Com um sorriso de satisfação, ele passa a saborear o seu café.

- Mais alguma coisa, senhor Henrique?
- Avise o motorista que sairei em meia hora.

E então ele segue para seu trabalho.

Claro, a vida real não é tão simples, mas me diverti pensando nessa narrativa.

quarta-feira, outubro 01, 2008

Huntar X

Encontrei esse texto no meu desktop, na hora de fazer backup de algumas coisas.
Levei cinco minutos pra descobrir que eu mesmo o escrevi, provavelmente em 2006/2007.

"Huntar" é uma estória escrita por um cidadão chamado Caio, sob o nick de Purgatory_Archangel, e eu servia como revisor/crítico.
Tal cidadão apareceu do nada no finado fórum do Pamonhas of Apocalypse, e sumiu quando o referido fórum foi pro saco.
Aye, as badass as it sounds.

Huntar tinha dois personagens principais, Doc e Goggles; e a "série" nunca foi acabada. Nesta versão que eu fiz, a história se passa anos depois do último capítulo de Huntar que foi lançado.
Eu também não terminei o conto, mas está aí. Enjoy.

-----

.Setor Lambda 7
..Dorgen Ruins

- Tem manteiga?

12º ano após a queda dos Excluídos.

- Dá pra raspar o pote ainda.

13º aniversário da morte de Doc, soldado lendário que dizem ter matado o governador anterior.
E dois soldados que por acaso lembraram-se do fato o homenageavam passando margarina em pão mofado.
07:30 da manhã, tempo fechado, temperatura de 12°C. Um dia maravilhoso para aquele setor.

- Doc dizia que penicilina faz bem. Ele iria ficar satisfeito com isso.
- Sim, misturada com manteiga dá um lustre interessante nas armas, embora fiquem escorregadias.
Os dois lustraram suas armas com o composto e levantaram-se,

- Há quanto tempo não comemos algo por necessidade?
- Uns 10 anos, acho.
- Oh..

Há dois meses foi descoberta uma porta não catalogada no sistema de informação do governo. Todas as portas eram catalogadas pelo governo.
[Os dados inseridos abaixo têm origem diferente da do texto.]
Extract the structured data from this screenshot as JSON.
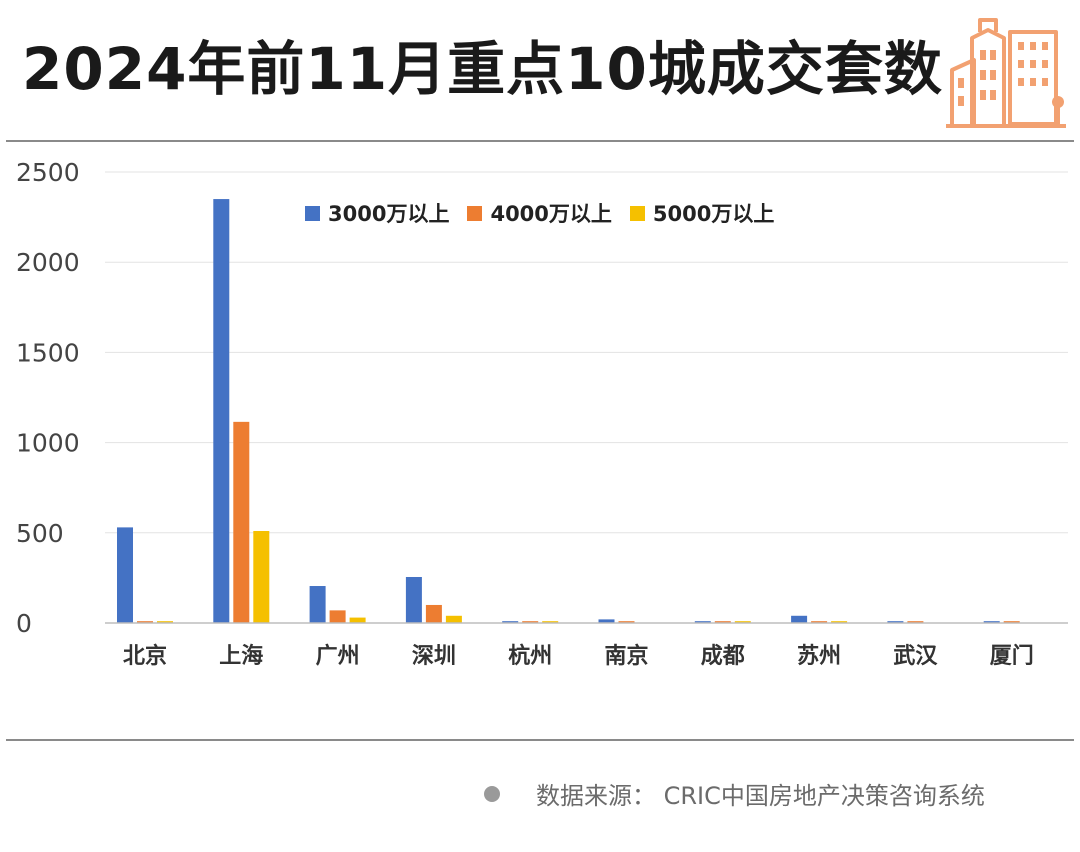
{
  "title": "2024年前11月重点10城成交套数",
  "source": "数据来源： CRIC中国房地产决策咨询系统",
  "colors": {
    "series": [
      "#4472C4",
      "#ED7D31",
      "#F5C000"
    ],
    "logo": "#F2A171",
    "grid": "#e3e3e3",
    "axis": "#444444"
  },
  "chart_data": {
    "type": "bar",
    "categories": [
      "北京",
      "上海",
      "广州",
      "深圳",
      "杭州",
      "南京",
      "成都",
      "苏州",
      "武汉",
      "厦门"
    ],
    "series": [
      {
        "name": "3000万以上",
        "values": [
          530,
          2350,
          205,
          255,
          10,
          20,
          10,
          40,
          10,
          10
        ]
      },
      {
        "name": "4000万以上",
        "values": [
          10,
          1115,
          70,
          100,
          10,
          10,
          10,
          10,
          10,
          10
        ]
      },
      {
        "name": "5000万以上",
        "values": [
          10,
          510,
          30,
          40,
          10,
          0,
          10,
          10,
          0,
          0
        ]
      }
    ],
    "yticks": [
      0,
      500,
      1000,
      1500,
      2000,
      2500
    ],
    "ylim": [
      0,
      2500
    ],
    "grid": true,
    "legend": "top-center"
  }
}
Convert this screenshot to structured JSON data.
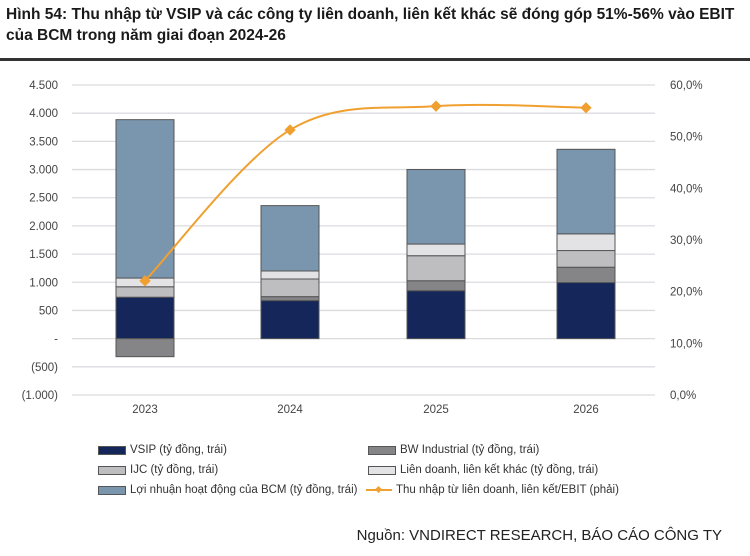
{
  "title": "Hình 54: Thu nhập từ VSIP và các công ty liên doanh, liên kết khác sẽ đóng góp 51%-56% vào EBIT của BCM trong năm giai đoạn 2024-26",
  "source": "Nguồn: VNDIRECT RESEARCH, BÁO CÁO CÔNG TY",
  "chart_data": {
    "type": "bar",
    "stacked": true,
    "categories": [
      "2023",
      "2024",
      "2025",
      "2026"
    ],
    "series": [
      {
        "name": "VSIP (tỷ đồng, trái)",
        "values": [
          735,
          675,
          850,
          995
        ],
        "color": "#15275A",
        "axis": "left"
      },
      {
        "name": "BW Industrial (tỷ đồng, trái)",
        "values": [
          -320,
          70,
          177,
          272
        ],
        "color": "#858588",
        "axis": "left"
      },
      {
        "name": "IJC (tỷ đồng, trái)",
        "values": [
          185,
          313,
          444,
          296
        ],
        "color": "#BEBDC0",
        "axis": "left"
      },
      {
        "name": "Liên doanh, liên kết khác (tỷ đồng, trái)",
        "values": [
          155,
          142,
          207,
          296
        ],
        "color": "#E3E2E5",
        "axis": "left"
      },
      {
        "name": "Lợi nhuận hoạt động của BCM (tỷ đồng, trái)",
        "values": [
          2810,
          1160,
          1323,
          1500
        ],
        "color": "#7A96AE",
        "axis": "left"
      },
      {
        "name": "Thu nhập từ liên doanh, liên kết/EBIT (phải)",
        "type": "line",
        "values": [
          22.1,
          51.3,
          55.9,
          55.6
        ],
        "color": "#F0A030",
        "axis": "right"
      }
    ],
    "left_axis": {
      "ylim": [
        -1000,
        4500
      ],
      "ticks": [
        "(1.000)",
        "(500)",
        "-",
        "500",
        "1.000",
        "1.500",
        "2.000",
        "2.500",
        "3.000",
        "3.500",
        "4.000",
        "4.500"
      ]
    },
    "right_axis": {
      "ylim": [
        0,
        60
      ],
      "ticks": [
        "0,0%",
        "10,0%",
        "20,0%",
        "30,0%",
        "40,0%",
        "50,0%",
        "60,0%"
      ]
    },
    "grid": true,
    "legend_placement": "bottom"
  }
}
Era ilegal possuir uma porta não catalogada, ou construídas sem autorização. Como não havia burocracia alguma para se fazer uma porta, era uma maneira tola para arrecadar dinheiro.

Três esquadrões militares foram destacados para coletar informações, e não voltaram. "Devem ter morrido também".
O único sobrevivente que viu a Porta (nome oficial elaborado depois de 7 minutos de discussão. Desistiram de discutir porque o café estava esfriando) foi um prestador autônomo de serviços militares.

.Sede do Governo
..Salinha do Café

- Eu vi a Porta (nome prático). Nos metros anteriores a dela, corpos de vários soldados, alguns do governo, alguns de guerrilhas, e alguns com distintivos toscos que não me dei ao trabalho de tentar reconhecer. Sentado na frente da porta, um único homem a guardava. Fora ele quem dizimou os grupos de reconhecimento.
- E por que você foi poupado, então, diabos?
- O homem disse que eu fui o único que não chegou atirando, então pude manter uma conversa com ele.
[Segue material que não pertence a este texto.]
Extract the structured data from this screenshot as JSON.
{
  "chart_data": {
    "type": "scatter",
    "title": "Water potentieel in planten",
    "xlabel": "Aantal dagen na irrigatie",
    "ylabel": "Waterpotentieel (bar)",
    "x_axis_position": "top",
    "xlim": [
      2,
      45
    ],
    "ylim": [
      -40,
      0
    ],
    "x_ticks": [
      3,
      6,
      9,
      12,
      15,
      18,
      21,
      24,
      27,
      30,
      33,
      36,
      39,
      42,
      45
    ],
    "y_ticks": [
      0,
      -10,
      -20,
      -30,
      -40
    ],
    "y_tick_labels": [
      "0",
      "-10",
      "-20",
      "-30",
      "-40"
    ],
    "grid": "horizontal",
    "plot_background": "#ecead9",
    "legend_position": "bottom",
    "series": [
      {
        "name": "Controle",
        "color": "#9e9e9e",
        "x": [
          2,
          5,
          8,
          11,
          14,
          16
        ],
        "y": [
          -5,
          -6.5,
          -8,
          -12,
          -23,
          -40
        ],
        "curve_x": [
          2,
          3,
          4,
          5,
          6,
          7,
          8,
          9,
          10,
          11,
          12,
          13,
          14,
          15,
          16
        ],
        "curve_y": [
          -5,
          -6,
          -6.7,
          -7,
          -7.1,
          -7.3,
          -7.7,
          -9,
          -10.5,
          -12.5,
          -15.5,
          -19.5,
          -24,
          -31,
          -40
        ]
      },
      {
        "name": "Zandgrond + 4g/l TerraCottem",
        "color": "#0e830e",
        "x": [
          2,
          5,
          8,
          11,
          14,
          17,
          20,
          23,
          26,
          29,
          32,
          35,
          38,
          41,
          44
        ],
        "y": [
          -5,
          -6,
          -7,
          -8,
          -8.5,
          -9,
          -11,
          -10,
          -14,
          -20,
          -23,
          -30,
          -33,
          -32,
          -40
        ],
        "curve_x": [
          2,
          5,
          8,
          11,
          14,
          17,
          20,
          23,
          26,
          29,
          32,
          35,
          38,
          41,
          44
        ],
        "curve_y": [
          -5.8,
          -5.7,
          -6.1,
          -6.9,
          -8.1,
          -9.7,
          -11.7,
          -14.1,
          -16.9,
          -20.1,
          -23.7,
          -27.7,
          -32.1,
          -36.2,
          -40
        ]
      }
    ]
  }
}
*o prestador autônomo de serviços militares pigarreou*

- Ele pediu informações sobre a bolsa de valores, as modelos de moda do momento, e o sabor da Coca-Cola. Ele parecia ter muito interesse em Coca-Cola. E em mulheres também. Na verdade, ele se revelou satisfeito ao saber que não existe mais bolsa de valores.
- E por que infernos ele está lá?
- Ah.. a conversa estava tão interessante que não me lembrei de perguntar. Mas sei que ele não come, dorme apenas 2 horas por dia (fracionada entre as 24 horas totais), e suas únicas armas são uma pistola com munição infinita e um teclado com o qual ele controla as metralhadoras de avião presas no teto.
- Pistola com munição infinita.
- Sim, uma beleza! Toda feita a mão, utilizando yoctotecnologia, design feito pela antiga Pininfarina, e com um pequeno ornamento, tipo aqueles de espadas chinesas, mas menor.
- Yoctotecnologia.
- Yoctotecnologia.
- Você vai até a Porta, fala com o guardião da Porta, tem um papo animadíssimo com o mesmo, e não pergunta por que raios ele está ali, ou para quê serve a porta?
- Claro, não fui pago para trazer informações, fui pago para chegar vivo até a porta. Todo o resto foi parte do meu free-time depois de cumprir a missão.
- (O que aconteceu com os bons mercenários de quando o autor dessa fic era outro?)

[EoF]

-------

Ah sim, me avisem se conhecerem algum Caio que um dia atendeu como Purgatory_Archangel.